Apr 9 01:07 PM US/Eastern
TOKYO, April 10 (AP) - (Kyodo) — The government of Prime Minister Yukio Hatoyama will focus on a plan to transfer a U.S. Marine base in Okinawa Prefecture to Tokunoshima Island in Kagoshima Prefecture, north of Okinawa, Japanese government sources said Friday.
The government has met opposition from the United States on a plan to construct an artificial island off the Katsuren Peninsula in eastern Okinawa, which has been floated as an eventual relocation site for the U.S. Marine Corps' Futemma Air Station in the southernmost prefecture, the sources said.
In a meeting last Friday, the Cabinet ministers concerned agreed to move the functions of the Futemma facility, currently in Ginowan, temporarily to Tokunoshima and build a heliport at the Marines' Camp Schwab in Nago, also in Okinawa, and eventually to the island to be constructed near the peninsula in Uruma, according to the sources.
But Hatoyamma, who leads the ruling Democratic Party of Japan, has apparently decided to place priority on Tokunoshima instead of the artificial island, telling the ministers that he wants them to concentrate their efforts on negotiating on the relocation with the United States and people in Tokunoshima, the sources said.
Residents of the island, however, have already voiced strong opposition to the government's plan, with Akira Okubo, head of the town of Isen on the island, saying, "I will be dead set against the plan whatever happens."
"Should we ever be enticed with anything to boost our economy, which may be provided to us in exchange for hosting (a U.S. base), that would leave the next generation of people here in trouble," he said.
About 10,000 people are scheduled to stage a protest rally on the island on April 18.
On Friday, U.S. Ambassador to Japan John Roos told Foreign Minister Katsuya Okada that the United States cannot at this moment enter into planned bilateral working-level talks on the Futemma issue, which the Japanese government was hoping to launch as early as next week, according to sources close to the matter.

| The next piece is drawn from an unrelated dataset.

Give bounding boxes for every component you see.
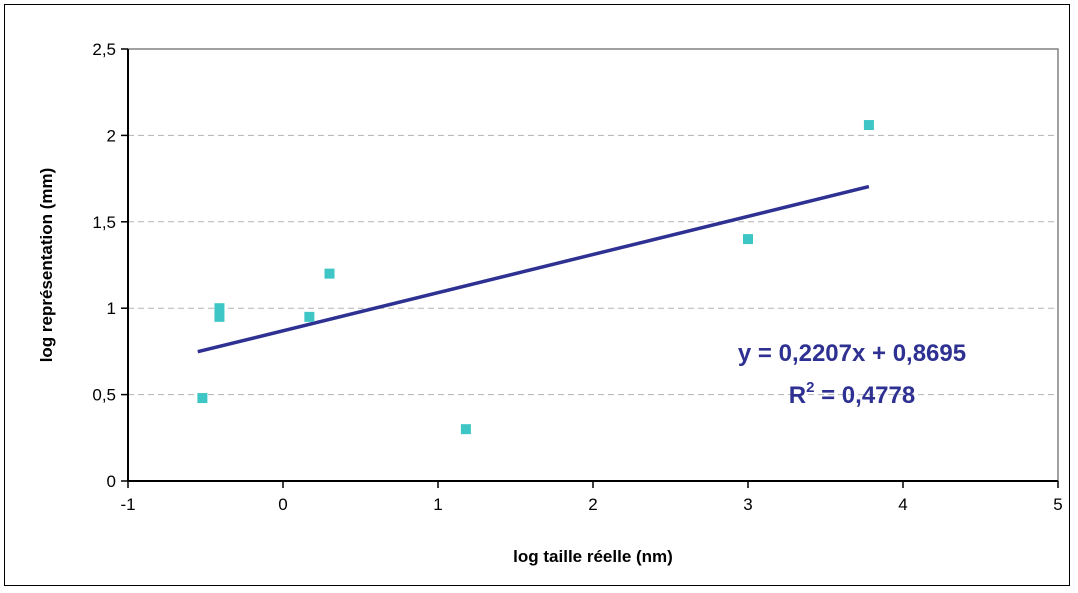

Since the campaign for last year's general election, Hatoyama has been seeking an alternative to an existing plan, sealed in 2006 between a previous Liberal Democratic Party-led government and Washington, to transfer the Futemma base to a coastal section of Camp Schwab including land to be reclaimed, in a bid to ease the base-hosting burden on people in Okinawa.
But the government has encountered difficulty in finding an effective plan that can gain approval from the United States, which is pressing Japan to stick to the existing deal, and from people living near in a possible relocation site.
On March 26, Okada conveyed to Roos that Tokyo is planning to move part of the facility's functions to the heliport at Camp Schwab and eventually to the envisaged artificial island or Tokunoshima Island.
But the island construction plan has raised eyebrows among U.S. officials, according to the sources, who argue that it will likely spark a strong backlash from local people, as has the existing plan.
Local seaweed growers and lawmakers from the DPJ's two minor coalition partners -- the Social Democratic Party and the People's New Party -- are also opposed to the artificial island plan.
The existing relocation plan is part of a broader realignment plan for U.S. forces in Japan, including a plan to transfer 8,000 Marines to the U.S. territory of Guam.
The Hatoyama government, which is seeking to resolve the base issue by the end of May, has been tight-lipped about its relocation options and has not officially announced its final plan.